La formación ética de directivos de empresa

Los profesores de IESE Business School, Joan Fontrodona, Antonio Argandoña y Domènec Melé argumentamos en este video por qué la ética debe estar presente en la formación de directivos de empresa. 


Se sostiene que:

–          La toma de decisiones es central en la actividad directiva, y por tanto en su formación. La decisiones directivas afectan a personas y, en primer lugar, a quien decide. Estas decisiones más que técnicas son prudenciales y en ellas esta presente un componente ético.

–          La ética empresarial ha de tener un lugar propio en la formación de directivos como una materia específica, pero no es suficiente. Ha de estar también presente en las diversas disciplinas (marketing, finanzas, dirección de personas, etc.) y programas para formación de directivos. Esto último requiere que todos los profesores tengan una adecuada formación ética.

Esta entrada también está disponible en: Catalán

One thought on “La formación ética de directivos de empresa

  1. The short video provides a lucid explanation of the necessity for a business ethics course in tandem with relevant values shining through in other courses.

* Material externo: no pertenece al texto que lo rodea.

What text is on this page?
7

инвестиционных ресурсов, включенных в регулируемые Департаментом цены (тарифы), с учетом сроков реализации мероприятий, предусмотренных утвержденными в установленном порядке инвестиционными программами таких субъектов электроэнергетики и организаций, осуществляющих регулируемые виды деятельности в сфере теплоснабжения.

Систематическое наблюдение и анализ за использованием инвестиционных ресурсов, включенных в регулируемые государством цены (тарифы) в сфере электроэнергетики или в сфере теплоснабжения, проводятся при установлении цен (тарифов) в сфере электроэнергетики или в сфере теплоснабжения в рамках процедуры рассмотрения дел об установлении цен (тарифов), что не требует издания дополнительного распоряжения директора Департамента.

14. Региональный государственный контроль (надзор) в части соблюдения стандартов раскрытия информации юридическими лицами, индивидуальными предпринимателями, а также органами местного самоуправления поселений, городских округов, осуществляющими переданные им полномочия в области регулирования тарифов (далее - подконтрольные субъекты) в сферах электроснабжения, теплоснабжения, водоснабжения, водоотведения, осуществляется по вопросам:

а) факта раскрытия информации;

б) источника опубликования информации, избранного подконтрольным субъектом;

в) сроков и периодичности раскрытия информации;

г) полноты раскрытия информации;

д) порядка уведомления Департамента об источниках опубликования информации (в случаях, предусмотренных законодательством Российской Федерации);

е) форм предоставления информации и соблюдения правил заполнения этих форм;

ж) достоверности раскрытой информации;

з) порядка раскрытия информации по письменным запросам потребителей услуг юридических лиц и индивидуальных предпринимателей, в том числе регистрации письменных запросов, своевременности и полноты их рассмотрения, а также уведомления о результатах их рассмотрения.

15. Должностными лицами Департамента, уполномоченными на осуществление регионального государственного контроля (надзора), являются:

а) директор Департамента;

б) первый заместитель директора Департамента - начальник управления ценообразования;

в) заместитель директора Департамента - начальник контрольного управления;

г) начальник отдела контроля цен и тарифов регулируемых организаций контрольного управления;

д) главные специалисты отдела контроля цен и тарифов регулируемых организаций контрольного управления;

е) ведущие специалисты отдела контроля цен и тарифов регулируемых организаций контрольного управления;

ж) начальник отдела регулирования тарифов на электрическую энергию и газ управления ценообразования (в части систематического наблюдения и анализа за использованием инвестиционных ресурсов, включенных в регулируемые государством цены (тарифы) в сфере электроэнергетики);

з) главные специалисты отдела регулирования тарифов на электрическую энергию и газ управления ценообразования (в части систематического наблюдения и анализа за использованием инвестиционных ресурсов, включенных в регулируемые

    On the one hand, a «stand-alone» course in business ethics that is not supported in spirit by and further integrated in other teaching is unlikely to achieve its objectives.

    On the other hand, the skeptic view that ethics could entirely be integrated in non-specialised courses could indeed equally be raised for, say, marketing or finance. Likewise, business ethics does have a thoroughly developed core, however.

    The most compelling argument in favour of the need or «justification» of a designated course I find the remark that ethics is naturally involved in business/decision-making as this tends to involve people; and as soon as people are involved, ethical considerations become relevant and appropriate. Being relevant in any human action is a feature hardly shared by any other subject matter taught at business schools.

    I’d go even further by adding that the involvement of (other) people may not even be a necessary requirement for (business) ethics to be at play. For one, involvement of the natural environment and ecological considerations may demand ethical considerations as well. Second, even in the absence of affecting others, a given decision may well transform a decision-maker – for better or worse. Thus, even in the absence of external consequences for (other) people, ethics can still be at issue.